NEW YORK (CNNMoney.com) -- Consumers who banked with failed mortgage lender IndyMac will lose a whole lot less money than originally feared.
Based on updated figures from the FDIC, just $600 million in deposits were uninsured, an FDIC spokesman said Wednesday, confirming the news that was first reported by the Los Angeles Times.
That's down from the $1 billion estimate the Federal Deposit Insurance Corporation initially gave when federal regulators first took control of IndyMac on July 11.
So far, the FDIC has managed to return more than half of the $600 million to IndyMac customers with uninsured deposits. Those depositors, which ranged from individuals to non-profits to businesses, could get additional money back when the FDIC sells the bank, said spokesman David Barr.
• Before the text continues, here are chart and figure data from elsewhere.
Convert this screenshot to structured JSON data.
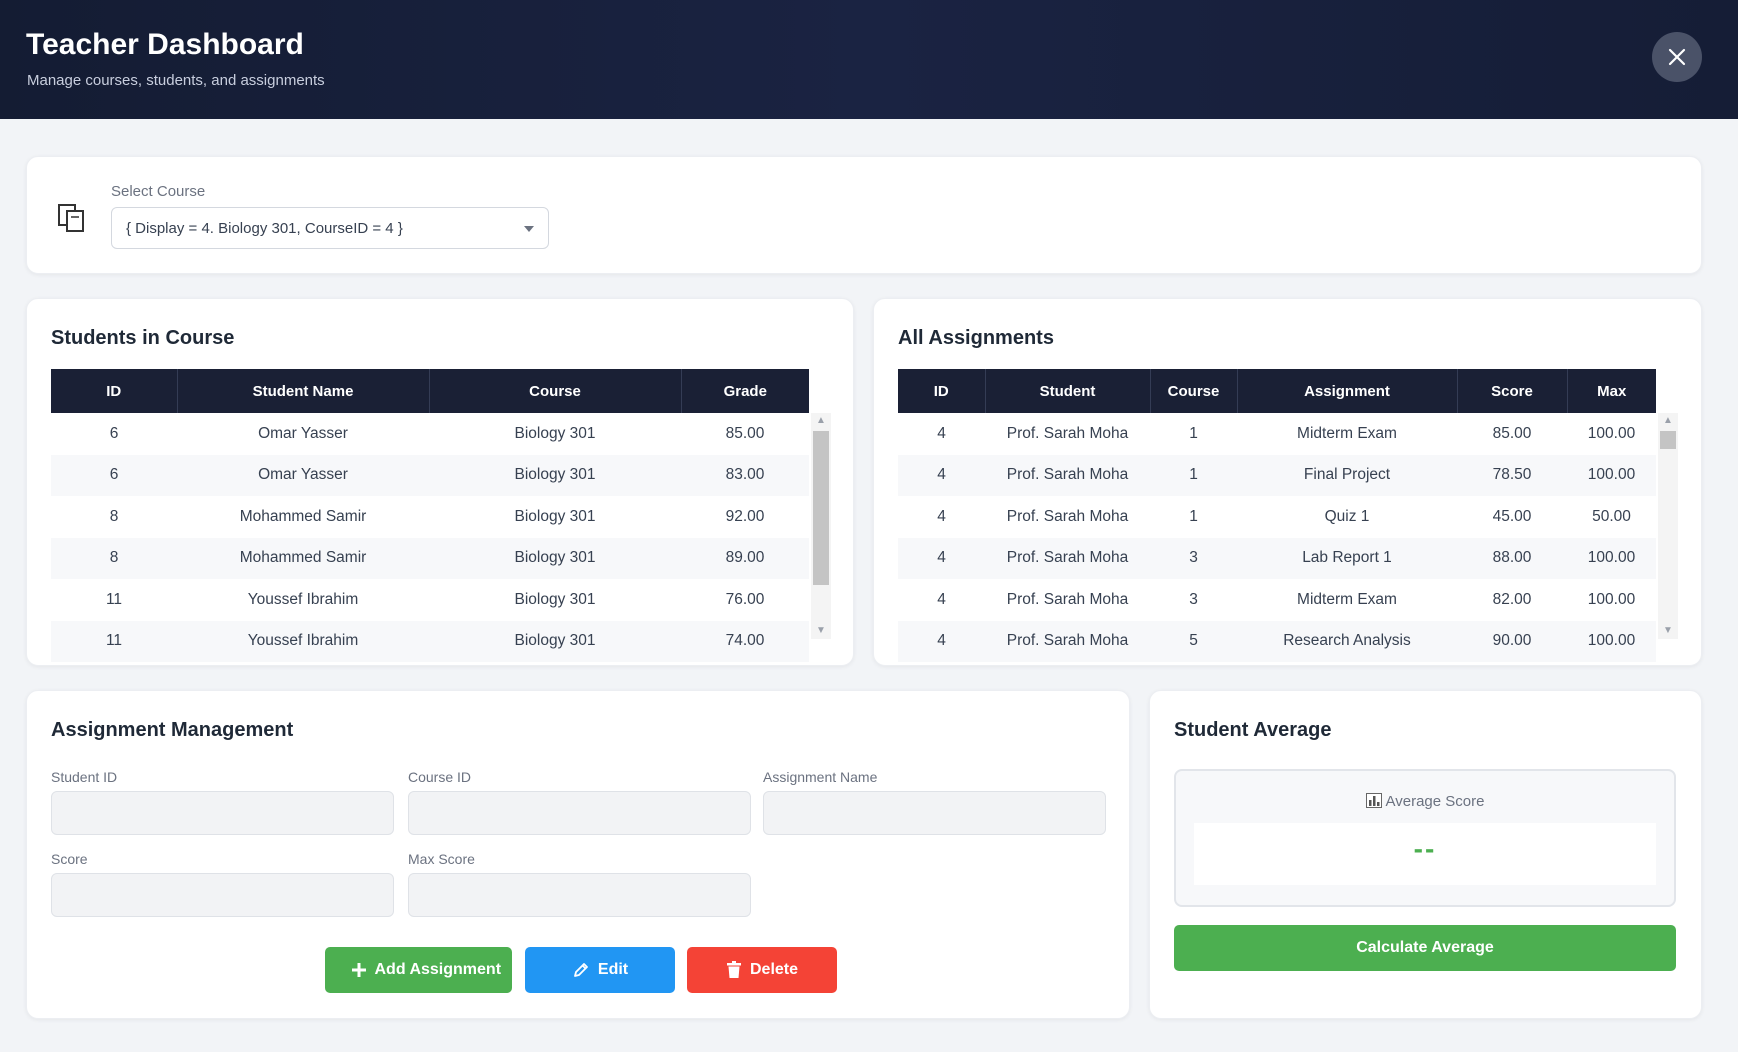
{
  "header": {
    "title": "Teacher Dashboard",
    "subtitle": "Manage courses, students, and assignments"
  },
  "course_select": {
    "label": "Select Course",
    "value": "{ Display = 4. Biology 301, CourseID = 4 }"
  },
  "students": {
    "title": "Students in Course",
    "columns": [
      "ID",
      "Student Name",
      "Course",
      "Grade"
    ],
    "rows": [
      [
        "6",
        "Omar Yasser",
        "Biology 301",
        "85.00"
      ],
      [
        "6",
        "Omar Yasser",
        "Biology 301",
        "83.00"
      ],
      [
        "8",
        "Mohammed Samir",
        "Biology 301",
        "92.00"
      ],
      [
        "8",
        "Mohammed Samir",
        "Biology 301",
        "89.00"
      ],
      [
        "11",
        "Youssef Ibrahim",
        "Biology 301",
        "76.00"
      ],
      [
        "11",
        "Youssef Ibrahim",
        "Biology 301",
        "74.00"
      ]
    ],
    "scroll_position": 0.0
  },
  "assignments": {
    "title": "All Assignments",
    "columns": [
      "ID",
      "Student",
      "Course",
      "Assignment",
      "Score",
      "Max"
    ],
    "rows": [
      [
        "4",
        "Prof. Sarah Moha",
        "1",
        "Midterm Exam",
        "85.00",
        "100.00"
      ],
      [
        "4",
        "Prof. Sarah Moha",
        "1",
        "Final Project",
        "78.50",
        "100.00"
      ],
      [
        "4",
        "Prof. Sarah Moha",
        "1",
        "Quiz 1",
        "45.00",
        "50.00"
      ],
      [
        "4",
        "Prof. Sarah Moha",
        "3",
        "Lab Report 1",
        "88.00",
        "100.00"
      ],
      [
        "4",
        "Prof. Sarah Moha",
        "3",
        "Midterm Exam",
        "82.00",
        "100.00"
      ],
      [
        "4",
        "Prof. Sarah Moha",
        "5",
        "Research Analysis",
        "90.00",
        "100.00"
      ]
    ]
  },
  "management": {
    "title": "Assignment Management",
    "student_id_label": "Student ID",
    "course_id_label": "Course ID",
    "assignment_name_label": "Assignment Name",
    "score_label": "Score",
    "max_score_label": "Max Score",
    "student_id_value": "",
    "course_id_value": "",
    "assignment_name_value": "",
    "score_value": "",
    "max_score_value": "",
    "add_label": "Add Assignment",
    "edit_label": "Edit",
    "delete_label": "Delete"
  },
  "average": {
    "title": "Student Average",
    "box_title": "Average Score",
    "value": "--",
    "button_label": "Calculate Average"
  },
  "icons": {
    "close": "close-icon",
    "course": "copy-icon",
    "add": "plus-icon",
    "edit": "pencil-icon",
    "delete": "trash-icon",
    "average": "bar-chart-icon"
  },
  "colors": {
    "header_bg": "#141c33",
    "table_header_bg": "#1a2035",
    "green": "#4caf50",
    "blue": "#2196f3",
    "red": "#f44336"
  }
}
FDIC Chairwoman Sheila Bair has said publicly that the agency hopes to sell IndyMac as a complete entity within 90 days from the time that regulators seized the bank.
The amount of uninsured deposits will typically decline following the failure of a bank as regulators determine how accounts are structured and the relationships between different account holders.
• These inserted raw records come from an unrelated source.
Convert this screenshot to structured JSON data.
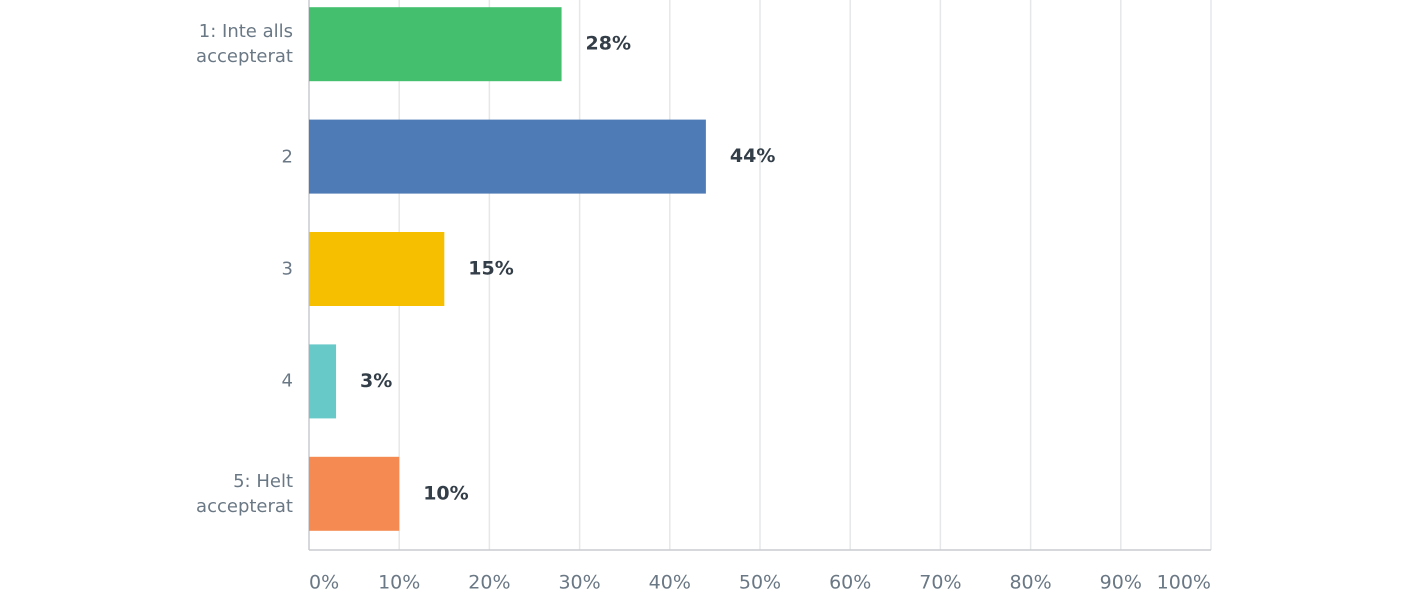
{
  "chart_data": {
    "type": "hbar",
    "categories": [
      "1: Inte alls accepterat",
      "2",
      "3",
      "4",
      "5: Helt accepterat"
    ],
    "values": [
      28,
      44,
      15,
      3,
      10
    ],
    "value_labels": [
      "28%",
      "44%",
      "15%",
      "3%",
      "10%"
    ],
    "colors": [
      "#43bf6e",
      "#4e7ab5",
      "#f6bf00",
      "#68c9c9",
      "#f58b52"
    ],
    "xlim": [
      0,
      100
    ],
    "xticks": [
      {
        "value": 0,
        "label": "0%"
      },
      {
        "value": 10,
        "label": "10%"
      },
      {
        "value": 20,
        "label": "20%"
      },
      {
        "value": 30,
        "label": "30%"
      },
      {
        "value": 40,
        "label": "40%"
      },
      {
        "value": 50,
        "label": "50%"
      },
      {
        "value": 60,
        "label": "60%"
      },
      {
        "value": 70,
        "label": "70%"
      },
      {
        "value": 80,
        "label": "80%"
      },
      {
        "value": 90,
        "label": "90%"
      },
      {
        "value": 100,
        "label": "100%"
      }
    ],
    "grid": true
  }
}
The FDIC fully insures traditional bank accounts up to $100,000 per deposit and $250,000 for most retirement accounts. However, individuals with multiple accounts in the same name at the same bank are limited to the $100,000 cap.
IndyMac, with assets of $32 billion and deposits of $19 billion, was the eighth bank to fail this year.
The failure of the Pasadena, Calif.-based IndyMac marked the largest collapse of an FDIC-insured institution since the 1984 failure of Continental Illinois, which had $40 billion in assets, according to FDIC records.